The thing that was forgotten in the Bush era, as it is now, is that the fifth amendment, in its text, says that “no person” shall be deprived of due process. It's not ambiguous. It doesn't say “no citizen,” or “no person with legal status.” It's clear and unambiguous, and the use of things like the Alien Enemies Act, or the exceptions for being within 100 miles of a border or at an airport or wherever else should have always been lawless. The constitution is lacking in so many respects, wrong in others, but this one thing should have been so clear so long ago. These kinds of policies led to the internment of Japanese Americans, Guantanamo, and so many other atrocities.

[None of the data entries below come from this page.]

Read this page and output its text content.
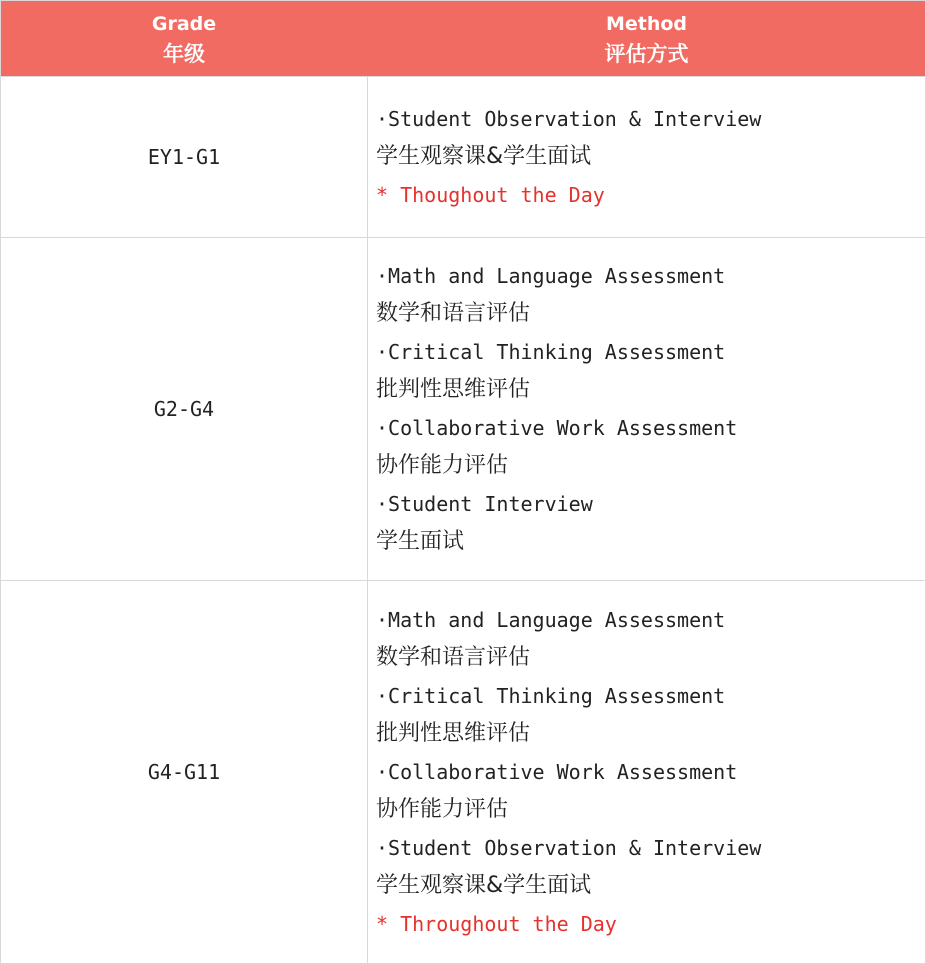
Grade
年级
Method
评估方式
EY1-G1
·Student Observation & Interview
学生观察课&学生面试
* Thoughout the Day
G2-G4
·Math and Language Assessment
数学和语言评估
·Critical Thinking Assessment
批判性思维评估
·Collaborative Work Assessment
协作能力评估
·Student Interview
学生面试
G4-G11
·Math and Language Assessment
数学和语言评估
·Critical Thinking Assessment
批判性思维评估
·Collaborative Work Assessment
协作能力评估
·Student Observation & Interview
学生观察课&学生面试
* Throughout the Day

My proposal is two-fold: one, let us return to that stance, that no human being shall be deprived of due process, when interacting with anyone from the U.S., if it still exists in the future. Two, let's start to actually take some good notes, save articles, journal a bit, and try to remember the things that happen. Not every connection we draw will be correct, and we don't want to end up being like the meme of Charlie Kelly from It's Always Sunny in Philadelphia with all the strings on the board, but being able to understand cause and effect in politics is much much better than being swept up in the tides of chaos without so much as a clue how to swim. We can't keep letting the important details get sucked into the memory hole. We can't afford to forget things if these are the consequences.